Chapter Six -- Do You Remember Earth?

(2000 MD)

Earth…

The young girl Roan blinks at the echo. A voice from a previous life stirs in her memory. The sun shines high above her at the core of her world, and beyond it the world circles round to meet her again. Pastoral, empty, full of guileless man ignorant to the peril awaiting them at every moment.

Do you remember?

She shuts her eyes, tries to close her self off from remembrance. The burden of what she must do. The mantle demanding to be seized. Her grasp the only one strong enough to bear the heavy responsibility: to be a shepherd through the millennia.

Roan.

This voice is rough. Louder. More urgent. It echoes not from the past but the present. And it is omnipresent, first reverberating from the air around her. From the false sky, the tall grass and the trees off in the distance. The trees of the forest that sustain mankind.

Roan. I know you hear me. You cannot forget, not forever.

The voice coalesces to a point just before her. And even as she reluctantly opens her eyes, she knows what she will see. The Old Man. She sighs to herself. The flood-gates of memory open a tiny crack.

There is too much we must do. Too little time.

And there he stands. Cloaked in the slow death of the world they left behind. Still dressed in tattered rags, smoldering as when he was flesh and not mere data, mere memory. A reminder of the fate Roan and a lucky few survivors fled. Yet he feels real still, and as he reaches out his hand to her, a mere symbolic gesture as it shimmers and leaves no shadow, she grabs for him, passing through him like his was nothing more than an image projected onto air.

Despite this he smiles, and turns his back to her.

Good. There may still be hope. Follow me, ageless one.

And together, they proceed to make their way out of the wilderness.

 

 

 

(1305 MD)

            “Do you remember Earth, child?”

            The young man jumps at the voice. He cannot see anyone else in the gloom. He can barely see inches in front of his face. Only a gentle humming emanating from the distance, only faint lights glittering on the high ceiling like stars, center him. Give him a sense of the vastness of the chamber he has been loosed in. Here he was to meet the captain. Roan Oake. Here he was to hear the tale of Earth. A rite of passage for all Voyager generations. He takes a tentative step forward, shivering. Not from cold, but from fear.

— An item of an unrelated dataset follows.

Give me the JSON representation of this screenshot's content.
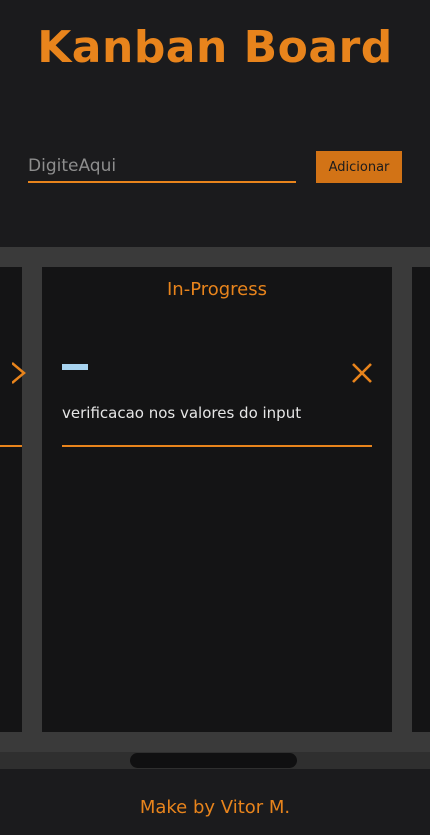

            “Of course you don’t. Earth, and all souls trapped on it, died a thousand years before even your great-great grandfathers were born.”

A hoarse and thin whisper this voice, reedy and sounding centuries and light-years away. But he can tell, tell in his bones: he is not alone. Something close watches him, though he sees little in the black.

“That is why you are here. Why each Voyager must come, when you are ready, to learn what little you can of the home we left behind so very long ago. So many lifetimes, and memories ago…” She trails off, lost in memory’s reverie. Perhaps recalling a love her previous self left behind on Earth, or a family, the boy supposes.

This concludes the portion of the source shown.